The score hasn't been demonstrated to be specific to any particular disease. The researchers found it was lower in the cohort of people with Alzheimer's, but a low score wouldn't necessarily mean a person had, or was at risk of, Alzheimer's or any form of cognitive impairment. It also wouldn't be able to identify specifically whether a person had, or was at risk of, any other form of chronic disease, such as heart or vascular disease, or diabetes.

Determining the potential value of any such test in clinical practice is hard – just having a score would be of little value by itself in terms of preventing, diagnosing or managing any disease. It would need to be seen whether any such test could offer any benefit compared with standard medical practice. 

There would also be many other things to assess, including who would be given the test, what could be the risks of a "positive test" (for example, the psychological effects of being told you are of "old" age), and importantly whether anything effective could actually be done about it.

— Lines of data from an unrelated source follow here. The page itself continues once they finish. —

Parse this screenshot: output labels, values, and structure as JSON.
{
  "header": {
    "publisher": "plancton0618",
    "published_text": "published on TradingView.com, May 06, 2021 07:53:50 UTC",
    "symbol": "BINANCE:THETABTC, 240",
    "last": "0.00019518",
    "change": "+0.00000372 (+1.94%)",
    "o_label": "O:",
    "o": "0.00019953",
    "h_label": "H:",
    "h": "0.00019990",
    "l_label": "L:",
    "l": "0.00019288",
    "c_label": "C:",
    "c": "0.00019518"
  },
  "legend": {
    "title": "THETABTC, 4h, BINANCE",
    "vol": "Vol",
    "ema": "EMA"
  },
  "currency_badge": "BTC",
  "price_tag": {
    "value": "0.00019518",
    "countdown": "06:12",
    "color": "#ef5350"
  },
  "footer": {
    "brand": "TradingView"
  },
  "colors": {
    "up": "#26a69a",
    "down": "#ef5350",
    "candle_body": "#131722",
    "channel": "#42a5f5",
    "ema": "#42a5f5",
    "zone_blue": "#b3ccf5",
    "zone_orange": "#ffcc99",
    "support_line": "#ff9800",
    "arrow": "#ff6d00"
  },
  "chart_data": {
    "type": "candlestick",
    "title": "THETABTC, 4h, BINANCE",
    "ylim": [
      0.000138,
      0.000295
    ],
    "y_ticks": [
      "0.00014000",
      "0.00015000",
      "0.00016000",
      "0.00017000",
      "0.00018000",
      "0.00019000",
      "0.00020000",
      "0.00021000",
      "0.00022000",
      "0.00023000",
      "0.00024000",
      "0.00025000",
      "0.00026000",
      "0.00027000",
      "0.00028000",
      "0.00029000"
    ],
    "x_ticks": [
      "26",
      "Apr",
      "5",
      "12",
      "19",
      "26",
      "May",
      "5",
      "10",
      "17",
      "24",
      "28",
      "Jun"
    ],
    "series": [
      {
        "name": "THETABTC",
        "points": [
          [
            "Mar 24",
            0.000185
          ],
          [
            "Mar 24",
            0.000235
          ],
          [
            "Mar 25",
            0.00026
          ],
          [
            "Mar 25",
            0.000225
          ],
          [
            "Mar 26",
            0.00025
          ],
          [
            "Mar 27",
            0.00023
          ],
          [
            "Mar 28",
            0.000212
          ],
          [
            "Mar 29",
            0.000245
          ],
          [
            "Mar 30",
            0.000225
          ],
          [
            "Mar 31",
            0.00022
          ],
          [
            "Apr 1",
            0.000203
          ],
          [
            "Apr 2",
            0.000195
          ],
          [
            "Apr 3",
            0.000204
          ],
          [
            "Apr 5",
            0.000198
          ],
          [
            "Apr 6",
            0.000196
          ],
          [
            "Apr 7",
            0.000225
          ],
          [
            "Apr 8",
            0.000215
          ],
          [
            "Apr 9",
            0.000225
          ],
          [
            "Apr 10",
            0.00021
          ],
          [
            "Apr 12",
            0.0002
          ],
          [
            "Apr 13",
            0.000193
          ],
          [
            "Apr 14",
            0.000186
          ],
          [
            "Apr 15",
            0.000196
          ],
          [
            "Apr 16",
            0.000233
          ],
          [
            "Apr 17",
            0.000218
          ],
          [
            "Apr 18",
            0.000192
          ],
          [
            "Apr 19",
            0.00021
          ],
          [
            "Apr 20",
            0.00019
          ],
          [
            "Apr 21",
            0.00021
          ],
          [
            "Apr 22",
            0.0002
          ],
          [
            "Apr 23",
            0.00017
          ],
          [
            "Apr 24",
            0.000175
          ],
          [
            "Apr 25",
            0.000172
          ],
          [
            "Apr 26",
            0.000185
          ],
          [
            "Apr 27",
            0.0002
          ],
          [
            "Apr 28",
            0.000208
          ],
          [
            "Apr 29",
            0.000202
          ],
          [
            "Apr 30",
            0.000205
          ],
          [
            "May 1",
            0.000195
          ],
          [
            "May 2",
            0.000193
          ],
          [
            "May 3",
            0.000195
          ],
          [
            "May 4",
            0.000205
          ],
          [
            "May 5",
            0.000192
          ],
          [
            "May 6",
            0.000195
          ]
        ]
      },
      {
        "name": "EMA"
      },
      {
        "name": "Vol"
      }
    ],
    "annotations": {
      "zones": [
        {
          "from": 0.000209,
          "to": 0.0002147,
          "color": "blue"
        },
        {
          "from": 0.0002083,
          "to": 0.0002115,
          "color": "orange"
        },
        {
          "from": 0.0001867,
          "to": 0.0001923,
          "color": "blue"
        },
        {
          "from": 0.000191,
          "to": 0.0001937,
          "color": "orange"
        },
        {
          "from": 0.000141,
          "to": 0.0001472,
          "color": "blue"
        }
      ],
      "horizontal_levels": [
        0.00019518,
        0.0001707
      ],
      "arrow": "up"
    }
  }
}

Overall, the study is of interest, but it is too soon to suggest to the general public that they could have a blood test to determine their age and risk of types of dementia such as Alzheimer's.  

Ways you can reduce your dementia risk include stopping smoking, drinking alcohol in moderation and maintaining a healthy weight through diet and exercise. These steps should help keep your cholesterol and blood pressure at a healthy rate.

A good rule is that what is good for the heart is also good for the brain.